After getting electronic orders from doctors' clinics upstairs, machines pick and pack the correct medication for each prescription.
These are put into baskets, which are channelled to three robots via conveyor belts and sorted onto shelves.
It means a shorter wait for patients.
Now, four in 10 of them arrive at the pharmacy to find their medication ready for collection. In the past, they would have to wait around 20 minutes for staff to get their prescriptions ready.
The rework rate - when prescriptions have to be sent back - has also dipped from 30 per cent to around 5 per cent.
"In the face of increasing patient numbers and the wider range of medicines used, the traditional and manual method of preparing medications may no longer be practical," said Health Minister Gan Kim Yong at the pharmacy's official opening yesterday.
The hospital's 11 pharmacies see 1,800 patients every day. The hospital could not provide data on how many patients the main, revamped pharmacy accounts for.

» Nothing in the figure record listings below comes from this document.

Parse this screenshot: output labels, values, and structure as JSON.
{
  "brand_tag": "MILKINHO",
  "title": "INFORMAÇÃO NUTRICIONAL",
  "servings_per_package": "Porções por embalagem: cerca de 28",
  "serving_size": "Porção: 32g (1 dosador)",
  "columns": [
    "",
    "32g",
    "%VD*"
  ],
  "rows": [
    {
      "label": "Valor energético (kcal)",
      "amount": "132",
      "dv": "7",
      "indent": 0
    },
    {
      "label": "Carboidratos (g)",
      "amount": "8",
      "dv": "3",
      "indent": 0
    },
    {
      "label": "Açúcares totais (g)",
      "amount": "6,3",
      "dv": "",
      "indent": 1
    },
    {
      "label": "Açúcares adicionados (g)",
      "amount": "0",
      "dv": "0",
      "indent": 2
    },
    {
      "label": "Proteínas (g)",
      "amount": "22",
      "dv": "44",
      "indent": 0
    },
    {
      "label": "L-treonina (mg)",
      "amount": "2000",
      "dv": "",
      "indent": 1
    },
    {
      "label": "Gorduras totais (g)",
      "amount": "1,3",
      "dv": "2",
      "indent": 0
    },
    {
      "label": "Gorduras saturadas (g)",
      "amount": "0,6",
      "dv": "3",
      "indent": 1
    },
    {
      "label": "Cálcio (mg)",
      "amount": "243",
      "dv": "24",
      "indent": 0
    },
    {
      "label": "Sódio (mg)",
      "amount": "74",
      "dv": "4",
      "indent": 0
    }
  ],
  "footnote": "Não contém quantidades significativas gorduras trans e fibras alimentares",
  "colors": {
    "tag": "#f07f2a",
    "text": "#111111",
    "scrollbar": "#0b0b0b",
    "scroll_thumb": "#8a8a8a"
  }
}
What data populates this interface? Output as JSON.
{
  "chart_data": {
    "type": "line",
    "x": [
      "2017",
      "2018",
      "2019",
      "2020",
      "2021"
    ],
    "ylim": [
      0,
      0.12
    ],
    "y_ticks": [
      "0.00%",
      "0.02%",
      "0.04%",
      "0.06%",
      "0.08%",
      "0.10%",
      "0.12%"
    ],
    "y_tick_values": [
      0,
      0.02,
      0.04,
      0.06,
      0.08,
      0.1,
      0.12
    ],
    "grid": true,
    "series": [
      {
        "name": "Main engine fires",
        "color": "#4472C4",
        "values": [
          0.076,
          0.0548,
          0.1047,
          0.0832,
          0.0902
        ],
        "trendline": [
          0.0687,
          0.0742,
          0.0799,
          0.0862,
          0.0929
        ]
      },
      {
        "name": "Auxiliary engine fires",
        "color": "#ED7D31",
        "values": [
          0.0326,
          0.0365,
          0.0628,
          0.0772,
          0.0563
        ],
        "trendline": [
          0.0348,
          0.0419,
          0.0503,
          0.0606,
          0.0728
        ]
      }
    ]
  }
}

Automation has also lowered the error count.
Said senior pharmacist Ms Lim Woan Chyi: "When the patient volume is low, it's okay.
"But when there are many patients, errors can happen."
After Tan Tock Seng's $5.4 million revamp, only 13 pharmacy technicians are needed in the main pharmacy instead of 32 previously.
Extra staff have been moved to clinics, where they go through prescriptions with patients face-to-face.
"They make sure patients have an adequate supply of drugs, or the correct quantities," Ms Lim explained.
"If there are any clarifications, they are closer to the doctors and can get them done faster."